Austen’s Silent Characters

Austen’s Silent Characters October 15, 2015

Jane Austen “did things with characerisation, with dialogue, with English sentences, that had never been done before,” writes John Mullan in What Matters in Jane Austen? (p. 2). That she wrote novels is not surprising. That she wrote in such utter isolation is more so. 

That she wrote with such audacity is, Mullan argues, “miraculous”: “There was something miraculous about the fact that she wrote novels whose narrative sophistication and brilliance of dialogue were unprecedented in English fiction. She introduced free indirect style to English fiction, filtering her plots through the consciousness of her characters. She perfected fictional idiolect, fashioning habits of speaking for even minor characters that rendered them utterly singular. She managed all this with extraordinary self-confidence and apparently without the advice or expert engagement of any other accomplished writer” (4-5).

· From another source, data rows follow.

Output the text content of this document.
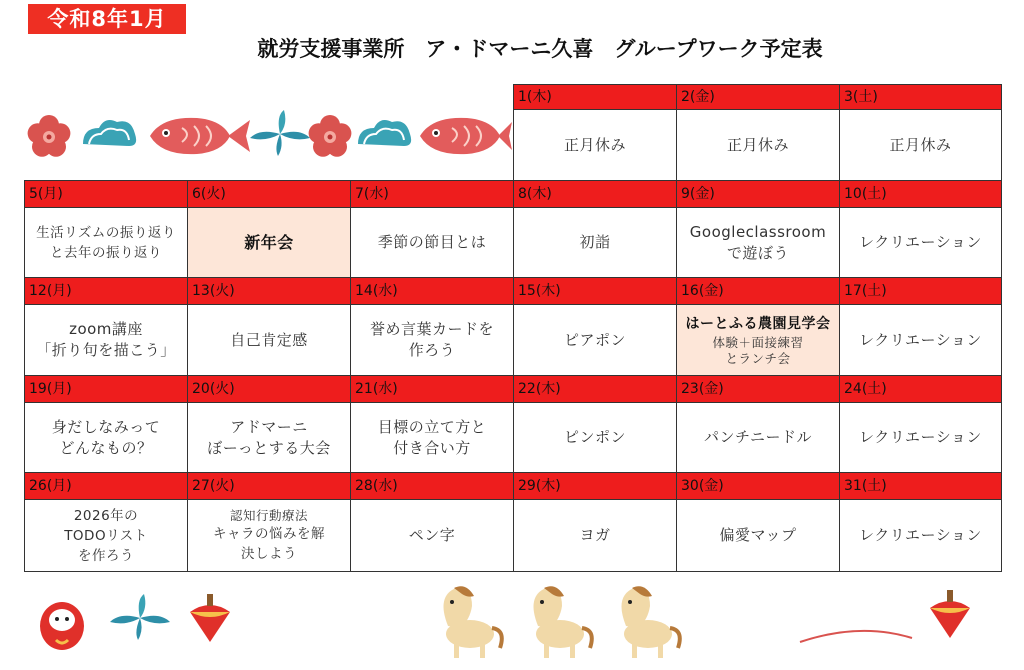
令和8年1月
就労支援事業所　ア・ドマーニ久喜　グループワーク予定表
1(木)
正月休み
2(金)
正月休み
3(土)
正月休み
5(月)
生活リズムの振り返り
と去年の振り返り
6(火)
新年会
7(水)
季節の節目とは
8(木)
初詣
9(金)
Googleclassroom
で遊ぼう
10(土)
レクリエーション
12(月)
zoom講座
「折り句を描こう」
13(火)
自己肯定感
14(水)
誉め言葉カードを
作ろう
15(木)
ピアポン
16(金)
はーとふる農園見学会
体験＋面接練習
とランチ会
17(土)
レクリエーション
19(月)
身だしなみって
どんなもの？
20(火)
アドマーニ
ぼーっとする大会
21(水)
目標の立て方と
付き合い方
22(木)
ピンポン
23(金)
パンチニードル
24(土)
レクリエーション
26(月)
2026年の
TODOリスト
を作ろう
27(火)
認知行動療法
キャラの悩みを解
決しよう
28(水)
ペン字
29(木)
ヨガ
30(金)
偏愛マップ
31(土)
レクリエーション
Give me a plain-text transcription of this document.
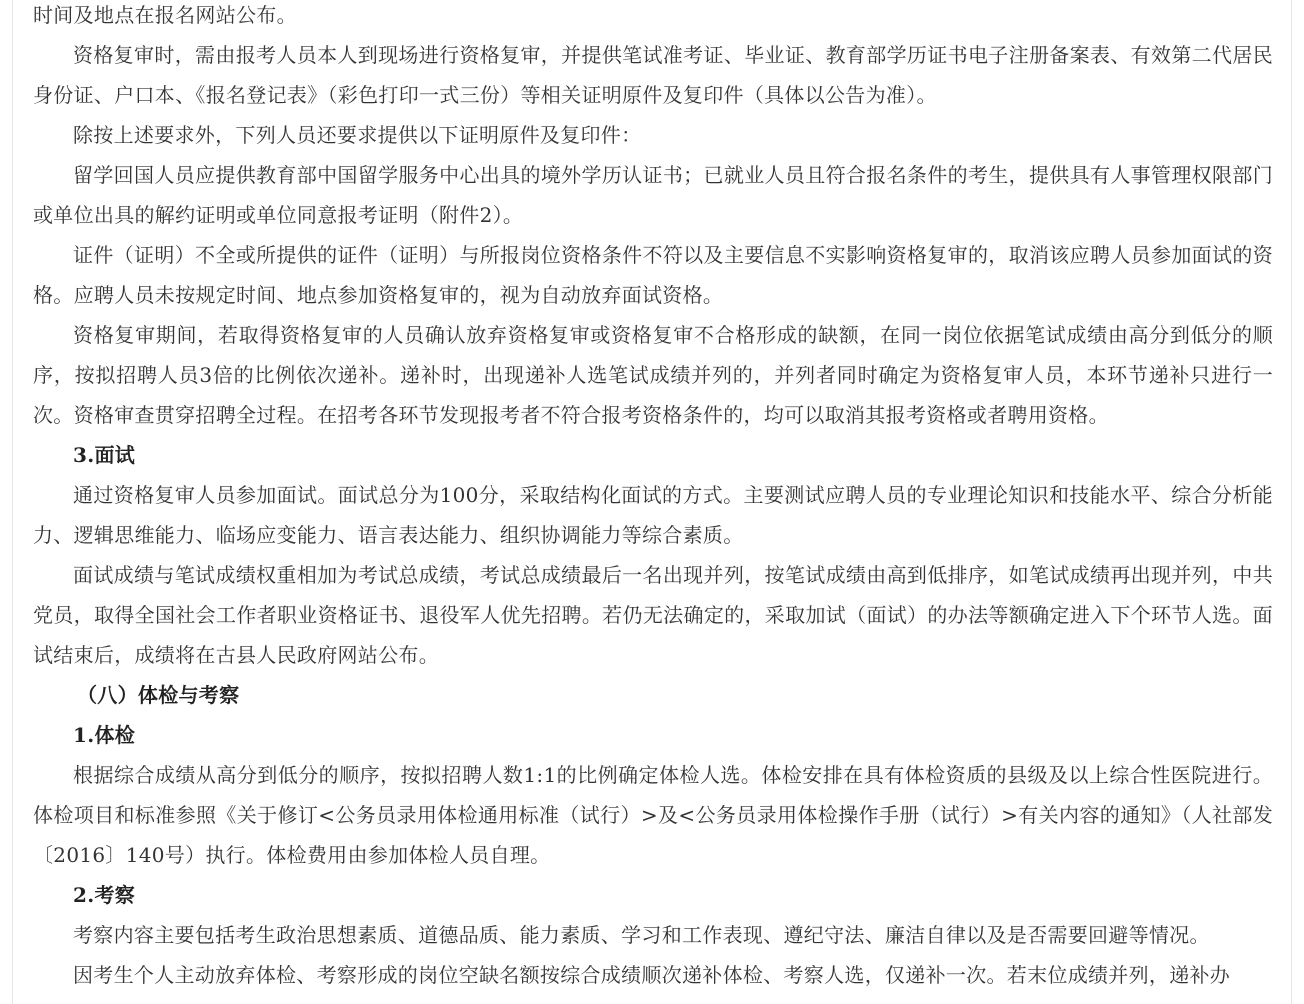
时间及地点在报名网站公布。

资格复审时，需由报考人员本人到现场进行资格复审，并提供笔试准考证、毕业证、教育部学历证书电子注册备案表、有效第二代居民身份证、户口本、《报名登记表》（彩色打印一式三份）等相关证明原件及复印件（具体以公告为准）。

除按上述要求外，下列人员还要求提供以下证明原件及复印件：

留学回国人员应提供教育部中国留学服务中心出具的境外学历认证书；已就业人员且符合报名条件的考生，提供具有人事管理权限部门或单位出具的解约证明或单位同意报考证明（附件2）。

证件（证明）不全或所提供的证件（证明）与所报岗位资格条件不符以及主要信息不实影响资格复审的，取消该应聘人员参加面试的资格。应聘人员未按规定时间、地点参加资格复审的，视为自动放弃面试资格。

资格复审期间，若取得资格复审的人员确认放弃资格复审或资格复审不合格形成的缺额，在同一岗位依据笔试成绩由高分到低分的顺序，按拟招聘人员3倍的比例依次递补。递补时，出现递补人选笔试成绩并列的，并列者同时确定为资格复审人员，本环节递补只进行一次。资格审查贯穿招聘全过程。在招考各环节发现报考者不符合报考资格条件的，均可以取消其报考资格或者聘用资格。

3.面试

通过资格复审人员参加面试。面试总分为100分，采取结构化面试的方式。主要测试应聘人员的专业理论知识和技能水平、综合分析能力、逻辑思维能力、临场应变能力、语言表达能力、组织协调能力等综合素质。

面试成绩与笔试成绩权重相加为考试总成绩，考试总成绩最后一名出现并列，按笔试成绩由高到低排序，如笔试成绩再出现并列，中共党员，取得全国社会工作者职业资格证书、退役军人优先招聘。若仍无法确定的，采取加试（面试）的办法等额确定进入下个环节人选。面试结束后，成绩将在古县人民政府网站公布。

（八）体检与考察

1.体检

根据综合成绩从高分到低分的顺序，按拟招聘人数1:1的比例确定体检人选。体检安排在具有体检资质的县级及以上综合性医院进行。体检项目和标准参照《关于修订<公务员录用体检通用标准（试行）>及<公务员录用体检操作手册（试行）>有关内容的通知》（人社部发〔2016〕140号）执行。体检费用由参加体检人员自理。

2.考察

考察内容主要包括考生政治思想素质、道德品质、能力素质、学习和工作表现、遵纪守法、廉洁自律以及是否需要回避等情况。

因考生个人主动放弃体检、考察形成的岗位空缺名额按综合成绩顺次递补体检、考察人选，仅递补一次。若末位成绩并列，递补办
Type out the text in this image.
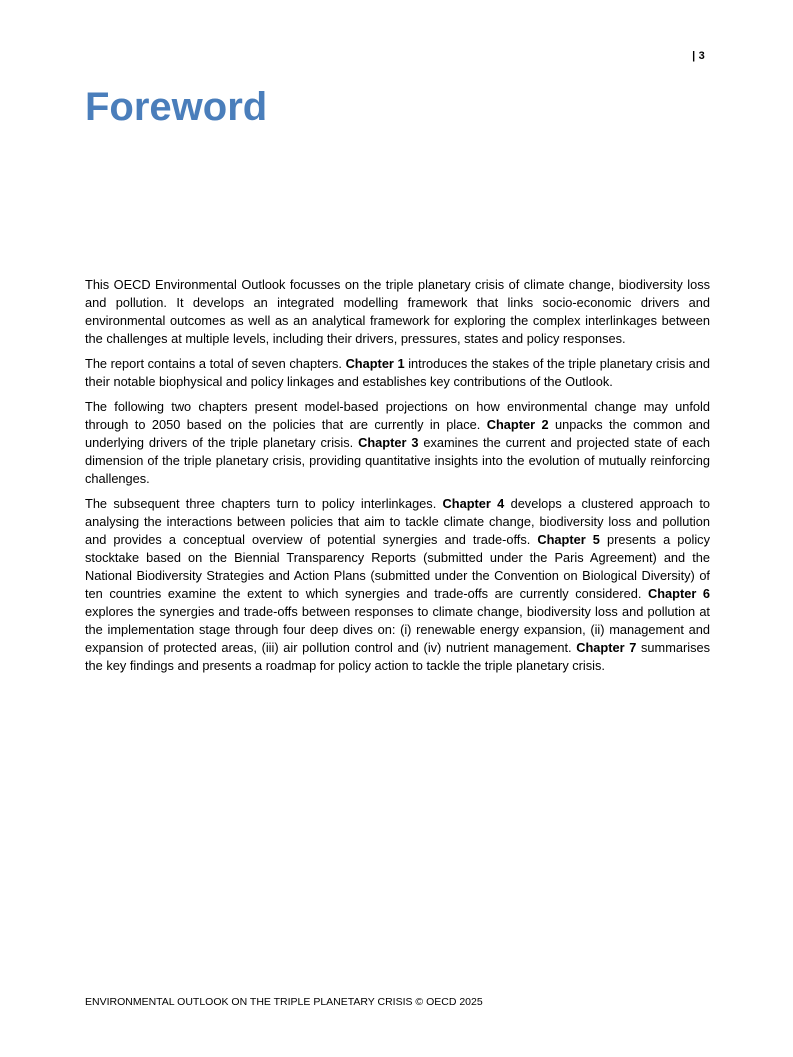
| 3
Foreword

This OECD Environmental Outlook focusses on the triple planetary crisis of climate change, biodiversity loss and pollution. It develops an integrated modelling framework that links socio-economic drivers and environmental outcomes as well as an analytical framework for exploring the complex interlinkages between the challenges at multiple levels, including their drivers, pressures, states and policy responses.

The report contains a total of seven chapters. Chapter 1 introduces the stakes of the triple planetary crisis and their notable biophysical and policy linkages and establishes key contributions of the Outlook.

The following two chapters present model-based projections on how environmental change may unfold through to 2050 based on the policies that are currently in place. Chapter 2 unpacks the common and underlying drivers of the triple planetary crisis. Chapter 3 examines the current and projected state of each dimension of the triple planetary crisis, providing quantitative insights into the evolution of mutually reinforcing challenges.

The subsequent three chapters turn to policy interlinkages. Chapter 4 develops a clustered approach to analysing the interactions between policies that aim to tackle climate change, biodiversity loss and pollution and provides a conceptual overview of potential synergies and trade-offs. Chapter 5 presents a policy stocktake based on the Biennial Transparency Reports (submitted under the Paris Agreement) and the National Biodiversity Strategies and Action Plans (submitted under the Convention on Biological Diversity) of ten countries examine the extent to which synergies and trade-offs are currently considered. Chapter 6 explores the synergies and trade-offs between responses to climate change, biodiversity loss and pollution at the implementation stage through four deep dives on: (i) renewable energy expansion, (ii) management and expansion of protected areas, (iii) air pollution control and (iv) nutrient management. Chapter 7 summarises the key findings and presents a roadmap for policy action to tackle the triple planetary crisis.

ENVIRONMENTAL OUTLOOK ON THE TRIPLE PLANETARY CRISIS © OECD 2025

Mullan’s book pays attention to the minutiae of the novels, not only because Mullan is a fan but because “a small detail of working or motivation in one place will flare with the recollection of something that went much earlier. . . . Every quirk you notice leads you to a design. The boon of Austen’s confidence is that the reader can take confidence too, knowing that is he or she follows some previously neglected thread it will produce a satisfying pattern (6). Mullan examines the ages of characters, asks what the whether was like at various moments in the stories, pays attention to the games her characters play and the books they read. Every detail is part of an intricate fabric of meaning.

One chapter examines the role of silent characters in the novels. One of these is Captain Benwick, a poetry lover in Persuasion who is grieving the death of his fiance, Fanny Harville. We learn from the narrator that Benwick talks and talks, quotes poetry at length, and yet is never quoted. Mullan writes, “He keeps being talked about as talking, but his own words are kept from us. Charles [Musgrove] vaguely remembers something he might have said about Anne . . . but not any actual state,ent. He will never actually speak to us. The ‘poor fellow’ is sad, no doubt of it, but by declining, among all his effusions, to give us his own words, Austen animates our doubts about all his feelings. . . . the absence in the novel of Benwick’s own speech [indicates] that there has been something self-pleasing in his discussion of the poetry of feeling. . . . His conversation is like a private flow of discourse” (134-5). His speech is not his own – he quotes others’ grief; his second-hand grief isn’t worth recording. Cruel little trick on a grief-stricken minor character; a sign that Austen was every bit the “beast” she said she was.

The silence of Miss de Bourgh, Lady Catherine’s daughter, plays a different role: “During her stay in Kent, whenever Elizabeth [Bennett] meets Lady Catherine, Miss de Bourg is always of the company, yet she is incapable of contributing anything to the dialogue. Lady Catherine’s daughter ‘spoke very little,’ we are told, but in fact she speaks to us not at all: she is made entirely silent by the novel. Austen contrives a deliberate impression of her nothingness that is comic because the young woman is otherwise so privileged, and because her mother is so persuaded of her accomplishments” (135-6). One pities the lady: Could anyone get a word in growing up in the home of the imperious Lady C?

Virginia Woolf claimed that of all the great English novelists, Austen was the one most difficult to catch in the act of greatness. Mullan wants to do just that, and his meticulous book uncovers many small greatnesses.